だが、事実を知った時にそれは明らかに変わった。
親父が泥棒── それもICPOから国際手配を受けていた怪盗KIDだったと知ったこと、さらには、その親父の死がそれまで信じていた事故死などではなく、親父と敵対していた組織の者の手によって殺されたのだと知った時に。
さらには、その原因が不老不死を齎すという伝説を持つ、パンドラと呼ばれるビッグジュエルのせいだと知った時に。
それらのことを知った時から、俺の目的は変わった。
単に親父を追い越したい、その思いからだったが、今は違う。
何よりも親父を殺した奴等よりも先にパンドラを手に入れること。そしてそれを奴らの目の前で砕いて嘲笑いとばしてやること。さらにはその組織を木端微塵に砕いて叩き潰してやること。
そのために、俺は親父の遺した白い衣装に身を包み続けている。
けれどそれを他人に知られるわけにはいかない。ことに幼馴染の青子や、親父が死んでからは父親変わりともいえる存在の中森警部には。中森警部は怪盗KIDを捕まえることを何よりの目標にしているのだからなおさらだ。もちろん他の誰にも知られるわけにはいかないが。
俺が今の怪盗KIDだと知っているのは、母さんと、親父の付き人をしていて、今は俺の協力をしてくれている寺井ちゃんだけだ。そして二人も、親父のことがあるから、俺が怪盗KIDを続けることを頭から否定はしていないが、心配してくれている。それは理解しているし、申し訳ないと思ってもいる。
だがそれ以外にどんな方法があるというのだろう。
親父の死は事故死として、とうの昔に片付けられている。組織の存在そのものは、ICPOなどは詳細まではともかくも承知しているようだが、その目的の一つがパンドラというビッグジュエルにあることまでは知らない、気付いていないように思える。
ならば自分で動くしかない。
俺のこの手でパンドラを見つけ出し、組織を潰す。
両方ともそう簡単にいくことではないだろう。
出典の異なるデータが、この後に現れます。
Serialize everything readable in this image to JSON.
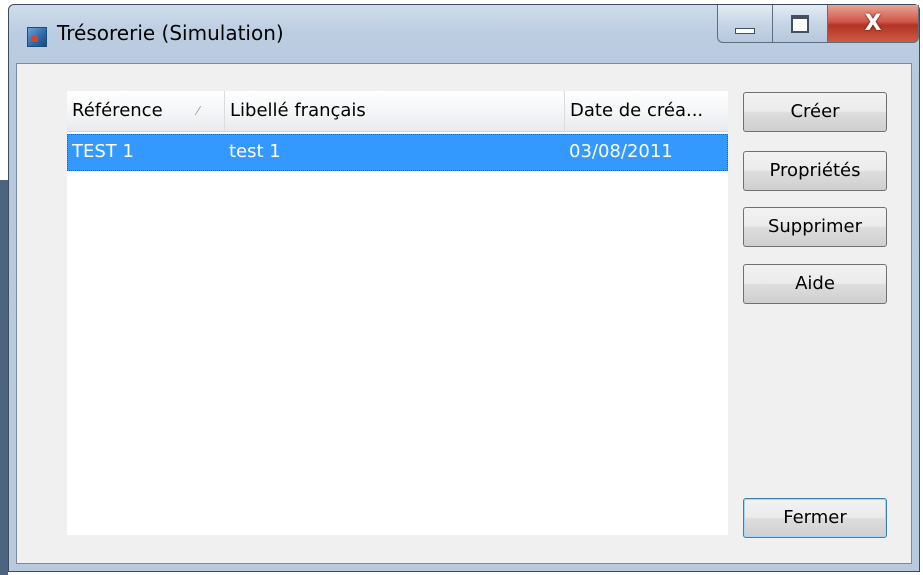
{
  "window": {
    "title": "Trésorerie (Simulation)",
    "close_glyph": "X",
    "icons": {
      "app": "app-icon",
      "minimize": "minimize-icon",
      "maximize": "maximize-icon",
      "close": "close-icon"
    }
  },
  "list": {
    "columns": [
      {
        "label": "Référence",
        "sort": "ascending"
      },
      {
        "label": "Libellé français"
      },
      {
        "label": "Date de créa..."
      }
    ],
    "sort_glyph": "⁄",
    "rows": [
      {
        "reference": "TEST 1",
        "libelle": "test 1",
        "date": "03/08/2011",
        "selected": true
      }
    ],
    "selection_color": "#3399ff"
  },
  "buttons": {
    "create": "Créer",
    "properties": "Propriétés",
    "delete": "Supprimer",
    "help": "Aide",
    "close": "Fermer"
  }
}
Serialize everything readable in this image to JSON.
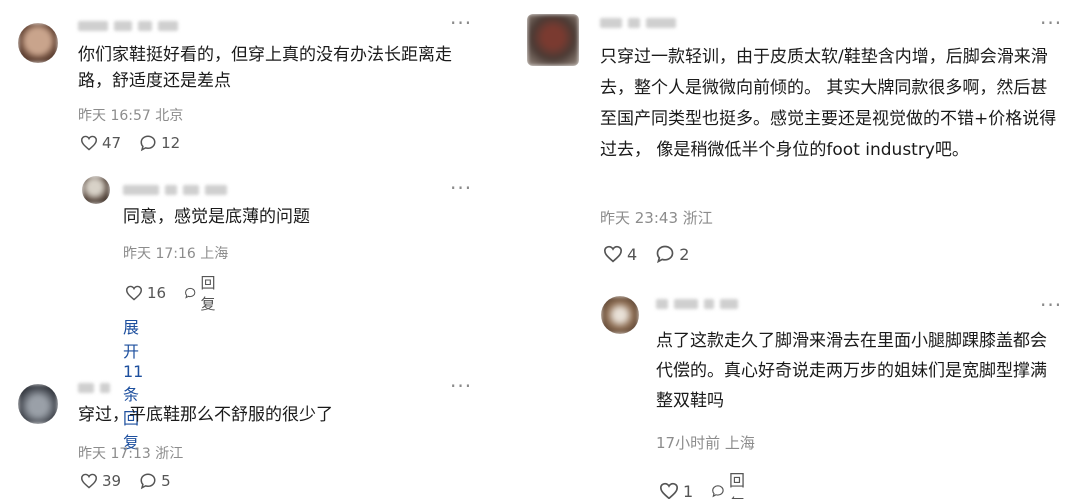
{
  "left": {
    "c1": {
      "text": "你们家鞋挺好看的，但穿上真的没有办法长距离走路，舒适度还是差点",
      "time": "昨天 16:57",
      "loc": "北京",
      "likes": "47",
      "replies": "12"
    },
    "c1_reply": {
      "text": "同意，感觉是底薄的问题",
      "time": "昨天 17:16",
      "loc": "上海",
      "likes": "16",
      "reply_label": "回复",
      "expand_label": "展开 11 条回复"
    },
    "c2": {
      "text": "穿过，平底鞋那么不舒服的很少了",
      "time": "昨天 17:13",
      "loc": "浙江",
      "likes": "39",
      "replies": "5"
    }
  },
  "right": {
    "c1": {
      "text": "只穿过一款轻训，由于皮质太软/鞋垫含内增，后脚会滑来滑去，整个人是微微向前倾的。 其实大牌同款很多啊，然后甚至国产同类型也挺多。感觉主要还是视觉做的不错+价格说得过去， 像是稍微低半个身位的foot industry吧。",
      "time": "昨天 23:43",
      "loc": "浙江",
      "likes": "4",
      "replies": "2"
    },
    "c1_reply": {
      "text": "点了这款走久了脚滑来滑去在里面小腿脚踝膝盖都会代偿的。真心好奇说走两万步的姐妹们是宽脚型撑满整双鞋吗",
      "time": "17小时前",
      "loc": "上海",
      "likes": "1",
      "reply_label": "回复"
    }
  },
  "icons": {
    "more": "more-dots-icon",
    "like": "heart-icon",
    "comment": "comment-bubble-icon"
  },
  "colors": {
    "link": "#1d4f9e",
    "meta": "#8c8c8c"
  }
}
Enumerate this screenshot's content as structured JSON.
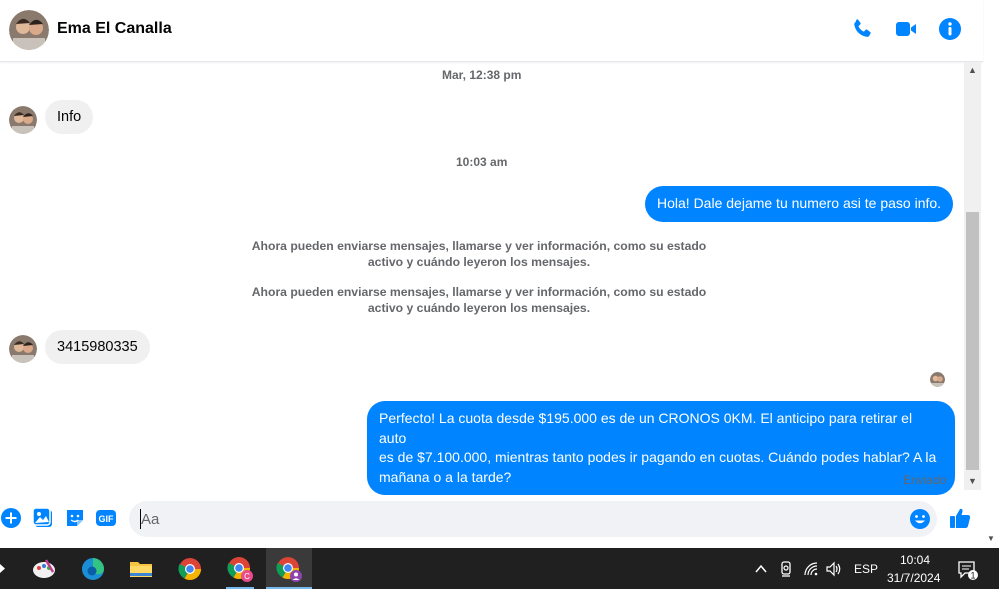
{
  "header": {
    "contact_name": "Ema El Canalla",
    "icons": [
      "phone-icon",
      "video-camera-icon",
      "info-icon"
    ]
  },
  "colors": {
    "accent": "#0084ff",
    "incoming_bubble": "#f0f0f0",
    "taskbar": "#202020"
  },
  "conversation": {
    "timestamp_1": "Mar, 12:38 pm",
    "incoming_1": "Info",
    "timestamp_2": "10:03 am",
    "outgoing_1": "Hola! Dale dejame tu numero  asi te paso info.",
    "system_1_line1": "Ahora pueden enviarse mensajes, llamarse y ver información, como su estado",
    "system_1_line2": "activo y cuándo leyeron los mensajes.",
    "system_2_line1": "Ahora pueden enviarse mensajes, llamarse y ver información, como su estado",
    "system_2_line2": "activo y cuándo leyeron los mensajes.",
    "incoming_2": "3415980335",
    "outgoing_2_line1": "Perfecto! La cuota desde $195.000 es de un CRONOS 0KM. El anticipo para retirar el auto",
    "outgoing_2_line2": "es de $7.100.000, mientras tanto podes ir pagando en cuotas. Cuándo podes hablar? A la",
    "outgoing_2_line3": "mañana o a la tarde?",
    "status": "Enviado"
  },
  "composer": {
    "placeholder": "Aa",
    "value": "",
    "gif_label": "GIF",
    "icons": [
      "plus-icon",
      "image-icon",
      "sticker-icon",
      "gif-icon",
      "emoji-icon",
      "thumbs-up-icon"
    ]
  },
  "taskbar": {
    "apps": [
      "paint-app",
      "edge-browser",
      "file-explorer",
      "chrome-browser",
      "chrome-profile-c",
      "chrome-profile-active"
    ],
    "language": "ESP",
    "time": "10:04",
    "date": "31/7/2024",
    "notification_count": "1"
  }
}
特に組織を潰すなんてことが、果たして俺一人でできるのか、組織の全容がまだ完全に理解しきれていない現状では不安もある。
だが俺はこの道を選んだ。そう、自分で決めたのだ。殺された親父になりかわり、俺が怪盗KIDとなることを。そして目的を、奴等より先にパンドラを探し出し、そして奴等を潰すことを。
だからそれが果たせるまでは俺がこの白い衣装を脱ぐことはない。
その目的を果たすために、俺は今日も白い衣装に身を包み、夜空を駆け抜けるのだ。
そう決めた以上、この身に何が起きても後悔はしない。自分の決めた道を突き進むだけだ。そう、たとえこの命と引き換えにすることとなったとしても。
ただ一つ、青子たちに俺が怪盗KIDだということを知られることを除いては。
「さあ、ショウの始まりだぜ」
俺はシルクハットの鍔に手をかけて深くかぶり直すと、ハンググライダーを広げ、東都タワーの天辺から今日の目的である宝石のあるビルを目がけて飛び立つ。確率は低いかもしれないが、それでも今日の獲物がパンドラであることを願いつつ。